The theory of functions of one complex variable with an emphasis on the theory of complex analytic (or holomorphic) functions of one complex variable. Typical topics include: Cauchy's integral formula, singularities, poles, meromorphic functions, Laurent and Taylor series, maximum modulus principle, isolated zeros principle...
Complex analysis, traditionally known as the theory of functions of a complex variable, is the branch of mathematical analysis that investigates functions of complex numbers.
It is useful in many branches of mathematics, including number theory and applied mathematics; as well as in physics, including hydrodynamics, thermodynamics, and electrical engineering. Complex analysis is particularly concerned with the analytic functions of complex variables (or, more generally, meromorphic functions). Because the separate real and imaginary parts of any analytic function must satisfy Laplace's equation, complex analysis is widely applicable to two-dimensional problems in physics.
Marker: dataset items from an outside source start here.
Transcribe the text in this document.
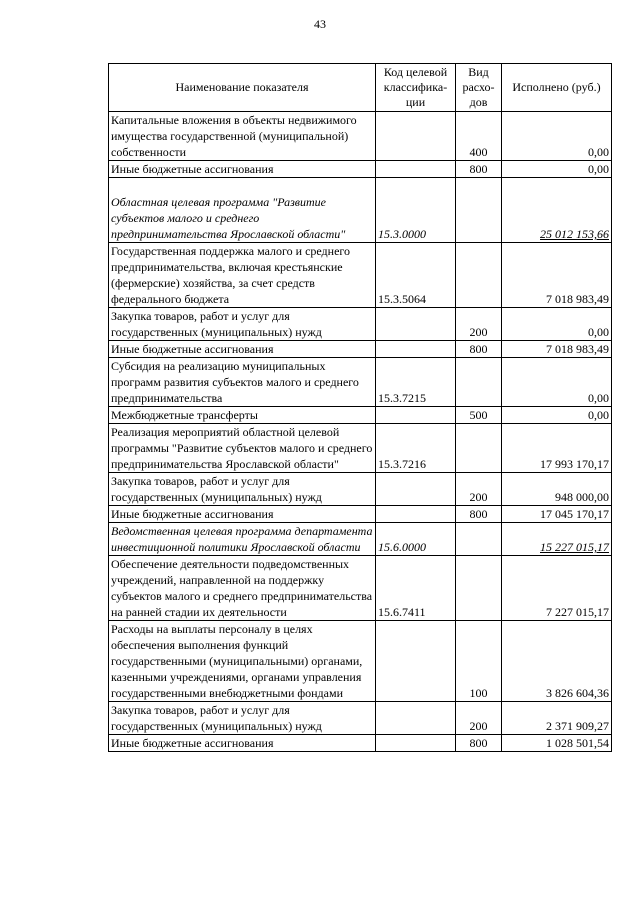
43
Наименование показателя	Код целевой классифика-ции	Вид расхо-дов	Исполнено (руб.)
Капитальные вложения в объекты недвижимого имущества государственной (муниципальной) собственности		400	0,00
Иные бюджетные ассигнования		800	0,00
Областная целевая программа "Развитие субъектов малого и среднего предпринимательства Ярославской области"	15.3.0000		25 012 153,66
Государственная поддержка малого и среднего предпринимательства, включая крестьянские (фермерские) хозяйства, за счет средств федерального бюджета	15.3.5064		7 018 983,49
Закупка товаров, работ и услуг для государственных (муниципальных) нужд		200	0,00
Иные бюджетные ассигнования		800	7 018 983,49
Субсидия на реализацию муниципальных программ развития субъектов малого и среднего предпринимательства	15.3.7215		0,00
Межбюджетные трансферты		500	0,00
Реализация мероприятий областной целевой программы "Развитие субъектов малого и среднего предпринимательства Ярославской области"	15.3.7216		17 993 170,17
Закупка товаров, работ и услуг для государственных (муниципальных) нужд		200	948 000,00
Иные бюджетные ассигнования		800	17 045 170,17
Ведомственная целевая программа департамента инвестиционной политики Ярославской области	15.6.0000		15 227 015,17
Обеспечение деятельности подведомственных учреждений, направленной на поддержку субъектов малого и среднего предпринимательства на ранней стадии их деятельности	15.6.7411		7 227 015,17
Расходы на выплаты персоналу в целях обеспечения выполнения функций государственными (муниципальными) органами, казенными учреждениями, органами управления государственными внебюджетными фондами		100	3 826 604,36
Закупка товаров, работ и услуг для государственных (муниципальных) нужд		200	2 371 909,27
Иные бюджетные ассигнования		800	1 028 501,54
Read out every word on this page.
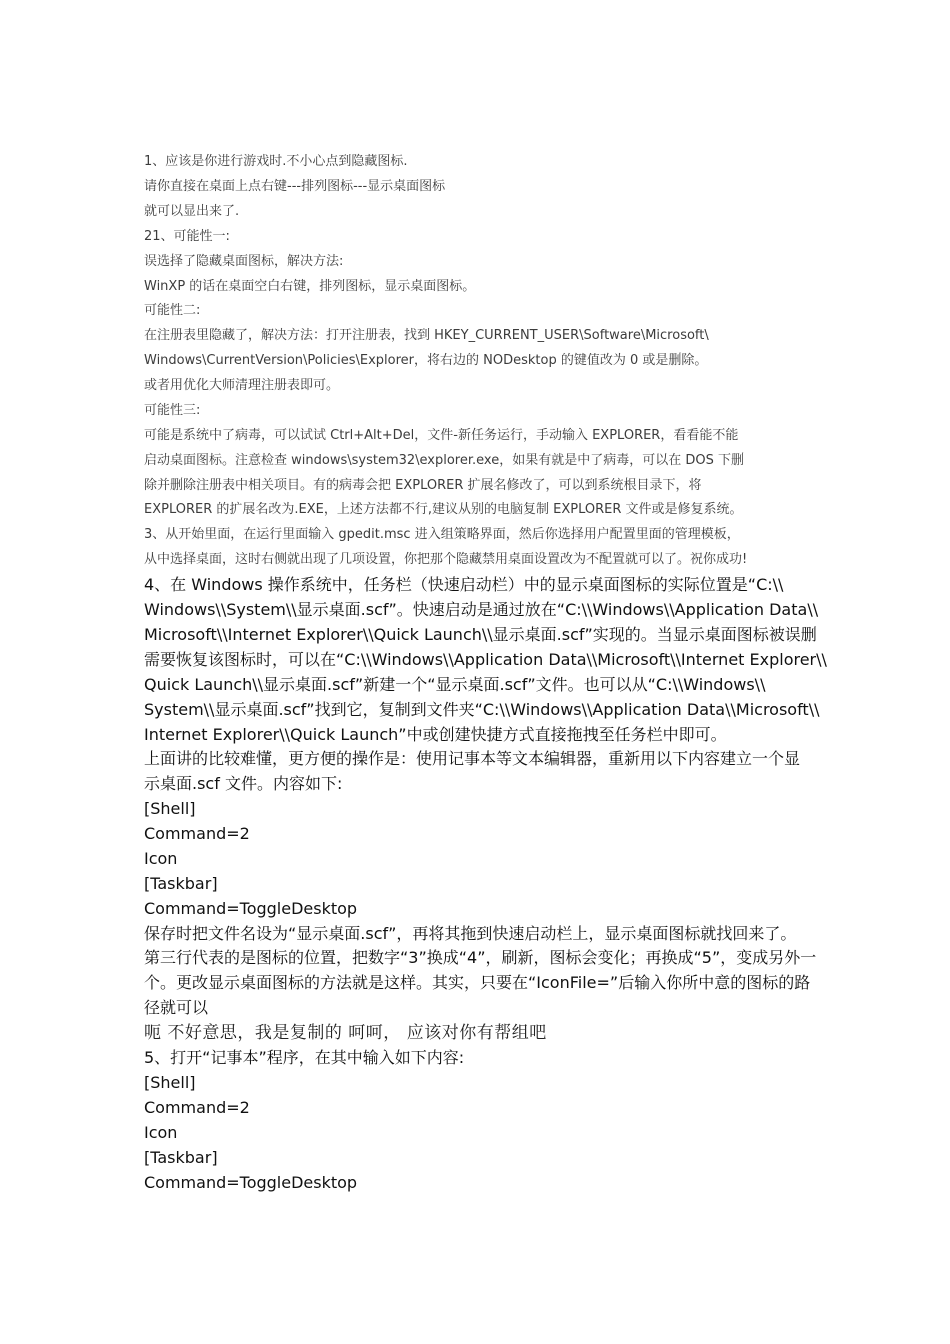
1、应该是你进行游戏时.不小心点到隐藏图标.

请你直接在桌面上点右键---排列图标---显示桌面图标

就可以显出来了.

21、可能性一:

误选择了隐藏桌面图标，解决方法:

WinXP 的话在桌面空白右键，排列图标，显示桌面图标。

可能性二:

在注册表里隐藏了，解决方法：打开注册表，找到 HKEY_CURRENT_USER\Software\Microsoft\

Windows\CurrentVersion\Policies\Explorer，将右边的 NODesktop 的键值改为 0 或是删除。

或者用优化大师清理注册表即可。

可能性三:

可能是系统中了病毒，可以试试 Ctrl+Alt+Del，文件-新任务运行，手动输入 EXPLORER，看看能不能

启动桌面图标。注意检查 windows\system32\explorer.exe，如果有就是中了病毒，可以在 DOS 下删

除并删除注册表中相关项目。有的病毒会把 EXPLORER 扩展名修改了，可以到系统根目录下，将

EXPLORER 的扩展名改为.EXE，上述方法都不行,建议从别的电脑复制 EXPLORER 文件或是修复系统。

3、从开始里面，在运行里面输入 gpedit.msc 进入组策略界面，然后你选择用户配置里面的管理模板，

从中选择桌面，这时右侧就出现了几项设置，你把那个隐藏禁用桌面设置改为不配置就可以了。祝你成功!

4、在 Windows 操作系统中，任务栏（快速启动栏）中的显示桌面图标的实际位置是“C:\\

Windows\\System\\显示桌面.scf”。快速启动是通过放在“C:\\Windows\\Application Data\\

Microsoft\\Internet Explorer\\Quick Launch\\显示桌面.scf”实现的。当显示桌面图标被误删

需要恢复该图标时，可以在“C:\\Windows\\Application Data\\Microsoft\\Internet Explorer\\

Quick Launch\\显示桌面.scf”新建一个“显示桌面.scf”文件。也可以从“C:\\Windows\\

System\\显示桌面.scf”找到它，复制到文件夹“C:\\Windows\\Application Data\\Microsoft\\

Internet Explorer\\Quick Launch”中或创建快捷方式直接拖拽至任务栏中即可。

上面讲的比较难懂，更方便的操作是：使用记事本等文本编辑器，重新用以下内容建立一个显

示桌面.scf 文件。内容如下:

[Shell]

Command=2

Icon

[Taskbar]

Command=ToggleDesktop

保存时把文件名设为“显示桌面.scf”，再将其拖到快速启动栏上，显示桌面图标就找回来了。

第三行代表的是图标的位置，把数字“3”换成“4”，刷新，图标会变化；再换成“5”，变成另外一

个。更改显示桌面图标的方法就是这样。其实，只要在“IconFile=”后输入你所中意的图标的路

径就可以

呃 不好意思，我是复制的 呵呵， 应该对你有帮组吧

5、打开“记事本”程序，在其中输入如下内容:

[Shell]

Command=2

Icon

[Taskbar]

Command=ToggleDesktop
Complex analysis is one of the classical branches in mathematics with roots in the 19th century and just prior. Important names are Euler, Gauss, Riemann, Cauchy, Weierstrass, and many more in the 20th century. Complex analysis, in particular the theory of conformal mappings, has many physical applications and is also used throughout analytic number theory.
In modern times, it has become very popular through a new boost from complex dynamics and the pictures of fractals produced by iterating holomorphic functions. Another important application of complex analysis is in string theory which studies conformal invariants in quantum field theory.